Lunes: Dorian permanece sobre las Bahamas antes de arrastrarse hacia la costa este de Florida este mismo día. Las condiciones de huracán pueden ser experimentadas por cualquiera que se encuentre en un radio de 30 millas (unos 48 kilómetros) desde el centro de la tormenta.

Martes: La posibilidad de que Dorian toque tierra en la Florida sigue presente, ya que algunos modelos de pronóstico consideran que el huracán se desplazará hacia el oeste. Se espera que el ciclón gire hacia el norte y suba por la costa de Florida.

Miércoles: El ciclón continuará produciendo vientos de huracán a medida que avanza hacia el norte, donde podría continuar debilitándose. Habrá un riesgo creciente de vientos fuertes y mareas de tormenta peligrosas a lo largo de las costas de Georgia, Carolina del Sur y Carolina del Norte. Se espera que continúen las inundaciones desde el sur de la Florida hasta Georgia.

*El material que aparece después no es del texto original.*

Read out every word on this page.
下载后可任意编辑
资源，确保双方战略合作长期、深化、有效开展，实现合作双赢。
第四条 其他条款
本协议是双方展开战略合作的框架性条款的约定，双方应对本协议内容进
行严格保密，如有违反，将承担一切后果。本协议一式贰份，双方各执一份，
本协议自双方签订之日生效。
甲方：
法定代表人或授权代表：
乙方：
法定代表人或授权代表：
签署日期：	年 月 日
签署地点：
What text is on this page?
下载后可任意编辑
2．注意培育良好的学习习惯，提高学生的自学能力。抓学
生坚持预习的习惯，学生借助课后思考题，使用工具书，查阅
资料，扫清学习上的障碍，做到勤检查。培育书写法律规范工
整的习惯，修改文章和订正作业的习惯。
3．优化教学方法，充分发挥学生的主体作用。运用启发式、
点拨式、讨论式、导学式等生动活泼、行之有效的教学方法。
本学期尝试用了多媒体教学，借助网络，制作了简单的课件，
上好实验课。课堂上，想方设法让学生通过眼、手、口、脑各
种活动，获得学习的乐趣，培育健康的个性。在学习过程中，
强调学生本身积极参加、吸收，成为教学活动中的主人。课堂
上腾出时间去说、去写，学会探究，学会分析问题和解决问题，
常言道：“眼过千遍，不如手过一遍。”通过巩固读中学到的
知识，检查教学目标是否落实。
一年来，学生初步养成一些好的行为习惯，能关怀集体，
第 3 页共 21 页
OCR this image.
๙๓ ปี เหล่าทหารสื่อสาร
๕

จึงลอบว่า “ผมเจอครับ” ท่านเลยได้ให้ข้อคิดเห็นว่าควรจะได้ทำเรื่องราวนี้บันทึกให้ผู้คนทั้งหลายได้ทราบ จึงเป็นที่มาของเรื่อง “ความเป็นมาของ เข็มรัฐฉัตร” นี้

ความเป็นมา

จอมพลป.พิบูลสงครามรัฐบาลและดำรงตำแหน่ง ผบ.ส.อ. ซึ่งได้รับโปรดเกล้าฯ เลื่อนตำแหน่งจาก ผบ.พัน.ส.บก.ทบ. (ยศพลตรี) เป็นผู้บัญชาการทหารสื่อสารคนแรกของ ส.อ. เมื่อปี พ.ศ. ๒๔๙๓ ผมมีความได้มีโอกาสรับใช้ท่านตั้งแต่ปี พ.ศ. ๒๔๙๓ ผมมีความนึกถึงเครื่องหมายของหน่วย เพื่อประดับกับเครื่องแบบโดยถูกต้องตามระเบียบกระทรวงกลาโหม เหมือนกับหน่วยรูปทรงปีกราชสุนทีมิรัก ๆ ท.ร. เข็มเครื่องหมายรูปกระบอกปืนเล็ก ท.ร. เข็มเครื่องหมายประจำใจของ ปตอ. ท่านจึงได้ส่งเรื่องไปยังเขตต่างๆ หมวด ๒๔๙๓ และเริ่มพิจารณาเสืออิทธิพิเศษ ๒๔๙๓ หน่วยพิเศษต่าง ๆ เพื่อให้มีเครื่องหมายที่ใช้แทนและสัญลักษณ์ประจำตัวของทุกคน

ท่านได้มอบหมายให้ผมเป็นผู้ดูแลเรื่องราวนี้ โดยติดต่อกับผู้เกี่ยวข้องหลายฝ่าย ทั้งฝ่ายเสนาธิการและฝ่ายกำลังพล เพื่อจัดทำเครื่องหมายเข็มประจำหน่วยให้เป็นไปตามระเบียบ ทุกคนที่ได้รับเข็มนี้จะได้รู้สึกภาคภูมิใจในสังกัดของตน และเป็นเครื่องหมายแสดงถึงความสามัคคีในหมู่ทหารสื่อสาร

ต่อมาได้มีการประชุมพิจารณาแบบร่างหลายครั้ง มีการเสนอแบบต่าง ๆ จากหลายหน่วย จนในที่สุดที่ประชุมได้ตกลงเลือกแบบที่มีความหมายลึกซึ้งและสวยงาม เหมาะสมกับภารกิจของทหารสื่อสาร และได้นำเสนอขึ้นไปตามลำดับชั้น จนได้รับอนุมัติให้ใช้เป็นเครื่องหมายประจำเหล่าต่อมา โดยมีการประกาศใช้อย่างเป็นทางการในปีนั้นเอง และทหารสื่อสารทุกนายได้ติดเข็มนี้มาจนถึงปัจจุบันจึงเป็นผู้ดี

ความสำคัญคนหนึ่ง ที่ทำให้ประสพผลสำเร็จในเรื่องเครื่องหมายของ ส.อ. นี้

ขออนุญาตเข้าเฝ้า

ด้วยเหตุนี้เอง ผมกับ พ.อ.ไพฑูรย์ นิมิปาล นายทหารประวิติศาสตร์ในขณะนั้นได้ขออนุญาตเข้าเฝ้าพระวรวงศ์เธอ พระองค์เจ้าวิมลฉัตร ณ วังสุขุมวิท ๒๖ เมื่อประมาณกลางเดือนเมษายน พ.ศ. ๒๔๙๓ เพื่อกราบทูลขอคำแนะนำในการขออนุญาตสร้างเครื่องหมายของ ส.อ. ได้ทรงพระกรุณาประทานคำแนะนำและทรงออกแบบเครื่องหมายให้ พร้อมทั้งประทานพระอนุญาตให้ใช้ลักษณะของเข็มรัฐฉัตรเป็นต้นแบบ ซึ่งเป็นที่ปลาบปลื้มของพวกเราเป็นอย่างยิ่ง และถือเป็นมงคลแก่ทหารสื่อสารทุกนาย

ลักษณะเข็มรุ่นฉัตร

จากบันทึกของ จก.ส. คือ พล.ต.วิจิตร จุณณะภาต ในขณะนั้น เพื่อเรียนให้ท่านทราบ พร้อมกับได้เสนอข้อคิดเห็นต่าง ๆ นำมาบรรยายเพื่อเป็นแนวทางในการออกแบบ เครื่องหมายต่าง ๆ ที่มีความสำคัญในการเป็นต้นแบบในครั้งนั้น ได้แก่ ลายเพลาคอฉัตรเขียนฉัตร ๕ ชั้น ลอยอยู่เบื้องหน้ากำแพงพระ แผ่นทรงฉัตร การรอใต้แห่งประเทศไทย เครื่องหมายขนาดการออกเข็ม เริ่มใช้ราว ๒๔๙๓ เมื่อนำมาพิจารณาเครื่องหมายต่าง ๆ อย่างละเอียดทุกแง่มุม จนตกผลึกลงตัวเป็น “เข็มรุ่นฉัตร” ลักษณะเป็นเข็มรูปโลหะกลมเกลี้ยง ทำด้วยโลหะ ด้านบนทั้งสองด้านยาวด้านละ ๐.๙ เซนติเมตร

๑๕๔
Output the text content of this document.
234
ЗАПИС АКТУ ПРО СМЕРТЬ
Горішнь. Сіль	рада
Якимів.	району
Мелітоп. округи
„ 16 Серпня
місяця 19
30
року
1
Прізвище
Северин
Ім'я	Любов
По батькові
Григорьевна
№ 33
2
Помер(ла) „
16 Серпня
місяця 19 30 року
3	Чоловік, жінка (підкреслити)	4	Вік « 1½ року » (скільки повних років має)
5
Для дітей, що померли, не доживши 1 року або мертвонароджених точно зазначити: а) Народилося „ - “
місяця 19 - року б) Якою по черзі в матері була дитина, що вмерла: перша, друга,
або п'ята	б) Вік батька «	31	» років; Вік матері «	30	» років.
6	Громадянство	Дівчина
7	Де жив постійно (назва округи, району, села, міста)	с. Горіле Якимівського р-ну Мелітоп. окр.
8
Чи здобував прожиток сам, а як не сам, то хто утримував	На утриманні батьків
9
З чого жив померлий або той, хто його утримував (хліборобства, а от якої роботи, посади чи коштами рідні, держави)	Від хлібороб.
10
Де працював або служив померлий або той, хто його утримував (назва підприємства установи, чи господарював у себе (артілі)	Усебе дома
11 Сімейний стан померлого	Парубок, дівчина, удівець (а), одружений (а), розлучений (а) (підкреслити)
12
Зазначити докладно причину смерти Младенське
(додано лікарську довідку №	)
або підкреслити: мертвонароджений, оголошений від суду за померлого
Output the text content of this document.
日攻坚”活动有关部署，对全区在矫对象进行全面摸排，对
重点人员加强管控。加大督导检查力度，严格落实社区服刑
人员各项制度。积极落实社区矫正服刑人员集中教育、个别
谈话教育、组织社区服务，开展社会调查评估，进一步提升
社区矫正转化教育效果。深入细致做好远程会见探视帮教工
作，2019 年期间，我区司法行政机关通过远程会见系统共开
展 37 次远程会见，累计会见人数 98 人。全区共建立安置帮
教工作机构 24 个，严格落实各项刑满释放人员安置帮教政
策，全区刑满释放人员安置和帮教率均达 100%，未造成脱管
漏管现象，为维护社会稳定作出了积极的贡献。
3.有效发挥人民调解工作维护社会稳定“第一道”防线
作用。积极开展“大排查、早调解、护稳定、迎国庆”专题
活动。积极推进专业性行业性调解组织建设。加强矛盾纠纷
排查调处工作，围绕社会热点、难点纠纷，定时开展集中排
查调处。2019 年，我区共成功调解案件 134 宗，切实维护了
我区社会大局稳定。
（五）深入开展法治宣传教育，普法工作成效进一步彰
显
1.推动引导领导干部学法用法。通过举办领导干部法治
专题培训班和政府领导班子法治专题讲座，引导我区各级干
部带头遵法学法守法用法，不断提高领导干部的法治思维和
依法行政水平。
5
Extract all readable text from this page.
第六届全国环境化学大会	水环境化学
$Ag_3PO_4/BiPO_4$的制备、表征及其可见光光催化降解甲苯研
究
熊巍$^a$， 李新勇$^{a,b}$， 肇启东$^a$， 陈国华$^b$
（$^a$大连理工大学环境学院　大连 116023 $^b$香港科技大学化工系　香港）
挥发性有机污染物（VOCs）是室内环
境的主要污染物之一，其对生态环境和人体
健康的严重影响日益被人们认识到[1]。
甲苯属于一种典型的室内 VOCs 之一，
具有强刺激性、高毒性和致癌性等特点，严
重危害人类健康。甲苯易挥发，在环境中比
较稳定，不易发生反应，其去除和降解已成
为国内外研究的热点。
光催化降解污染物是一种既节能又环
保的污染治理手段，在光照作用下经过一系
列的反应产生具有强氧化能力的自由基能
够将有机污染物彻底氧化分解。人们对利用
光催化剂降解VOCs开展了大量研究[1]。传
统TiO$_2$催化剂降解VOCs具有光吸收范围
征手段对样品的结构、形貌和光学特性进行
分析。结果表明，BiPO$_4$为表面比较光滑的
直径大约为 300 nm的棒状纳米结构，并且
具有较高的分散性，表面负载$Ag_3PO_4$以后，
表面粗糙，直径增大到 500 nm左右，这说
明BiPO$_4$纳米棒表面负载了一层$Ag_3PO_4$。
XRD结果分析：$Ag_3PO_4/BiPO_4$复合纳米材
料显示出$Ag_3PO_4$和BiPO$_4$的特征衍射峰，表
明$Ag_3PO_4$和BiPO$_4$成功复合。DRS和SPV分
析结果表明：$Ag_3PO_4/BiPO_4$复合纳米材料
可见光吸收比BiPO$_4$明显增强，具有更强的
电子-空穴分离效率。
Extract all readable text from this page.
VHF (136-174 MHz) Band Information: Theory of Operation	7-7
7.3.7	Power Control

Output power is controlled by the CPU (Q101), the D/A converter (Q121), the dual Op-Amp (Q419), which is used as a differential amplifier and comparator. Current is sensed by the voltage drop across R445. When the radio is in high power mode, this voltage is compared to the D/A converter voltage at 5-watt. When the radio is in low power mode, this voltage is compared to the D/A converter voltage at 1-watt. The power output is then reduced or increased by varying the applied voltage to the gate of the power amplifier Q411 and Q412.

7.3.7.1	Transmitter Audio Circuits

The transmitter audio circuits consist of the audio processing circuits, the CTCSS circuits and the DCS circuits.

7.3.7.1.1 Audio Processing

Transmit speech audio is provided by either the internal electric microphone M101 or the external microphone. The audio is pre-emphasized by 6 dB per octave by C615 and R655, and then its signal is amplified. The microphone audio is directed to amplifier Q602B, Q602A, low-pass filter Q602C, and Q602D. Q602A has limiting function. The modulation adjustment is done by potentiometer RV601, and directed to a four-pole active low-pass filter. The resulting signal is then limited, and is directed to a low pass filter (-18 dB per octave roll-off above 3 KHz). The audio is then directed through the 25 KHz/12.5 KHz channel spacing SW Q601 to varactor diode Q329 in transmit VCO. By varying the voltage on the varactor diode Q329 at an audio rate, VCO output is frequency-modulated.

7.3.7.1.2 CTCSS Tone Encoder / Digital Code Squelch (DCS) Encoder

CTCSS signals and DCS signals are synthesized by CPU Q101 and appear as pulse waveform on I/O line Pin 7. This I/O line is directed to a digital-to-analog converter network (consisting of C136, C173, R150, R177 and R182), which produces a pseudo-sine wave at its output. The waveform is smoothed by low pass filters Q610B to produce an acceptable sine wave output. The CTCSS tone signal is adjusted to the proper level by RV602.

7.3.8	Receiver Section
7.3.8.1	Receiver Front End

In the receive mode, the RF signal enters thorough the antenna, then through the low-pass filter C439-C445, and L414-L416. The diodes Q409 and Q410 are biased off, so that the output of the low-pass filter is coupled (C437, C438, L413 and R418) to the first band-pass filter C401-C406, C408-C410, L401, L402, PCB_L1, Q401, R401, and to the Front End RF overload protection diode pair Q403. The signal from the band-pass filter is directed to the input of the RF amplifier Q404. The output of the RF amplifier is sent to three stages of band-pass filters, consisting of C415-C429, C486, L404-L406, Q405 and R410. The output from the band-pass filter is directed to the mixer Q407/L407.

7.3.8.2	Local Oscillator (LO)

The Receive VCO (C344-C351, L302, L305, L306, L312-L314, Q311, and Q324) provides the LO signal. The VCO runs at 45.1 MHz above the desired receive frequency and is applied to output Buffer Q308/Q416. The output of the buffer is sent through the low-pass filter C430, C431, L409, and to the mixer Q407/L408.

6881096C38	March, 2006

Jueves: Se espera que Dorian se acerque más a la costa de Carolina, con la clara posibilidad de que el ojo del huracán toque tierra.

Viernes: Dorian estará cerca de Outer Banks, una serie de islas frente a la costa de Carolina del Norte.

Tormentas grandes y pequeñas

Matthew, en 2016, fue el primer huracán Categoría 5 en el Atlántico desde 2007. Otros recientes ciclones de la máxima categoría 5 incluyen a Irma, que azotó el Caribe y el sur de Estados Unidos en septiembre de 2017.

Katrina, que mató a más de 1.800 personas en la costa del Golfo de Estados Unidos en 2005, también alcanzó la Categoría 5. En contraste, el huracán Florence, en septiembre de 2018, se debilitó a Categoría 1 antes de tocar tierra en Carolina del Norte y Carolina del Sur, aunque provocó fuertes lluvias y extensas inundaciones que causaron cortes de electricidad y grandes daños.

En 2018, una serie de tormentas catastróficas, incluidas Florence y el huracán Michael -en octubre- dejaron decenas de muertos y provocaron daños por un total de 32.000 millones de dólares en Carolina del Norte, Carolina del Sur y Florida.

Michael fue la tormenta más fuerte que azotó Estados Unidos desde 1969. En mayo, el servicio meteorológico NOAA proyectó para 2019 una temporada de huracanes en el Atlántico “casi normal”. No obstante, las autoridades exhortaron a los estadounidenses a prepararse, ya que más de 80 millones de personas viven en áreas de alto riesgo, incluso fuera de la costa. Generalmente, las inundaciones provocadas por los huracanes causan más daños que los vientos.

¿Lo peor por venir?

Los científicos pronostican desde hace tiempo que el calentamiento global generará tormentas tropicales más destructivas, y algunos dicen que la evidencia de esto parece ya estar a la vista. Los océanos más cálidos se suman al aire caliente y húmedo que alimenta a los huracanes, y el mayor nivel del mar aumenta las marejadas ciclónicas que pueden superar las barreras costeras.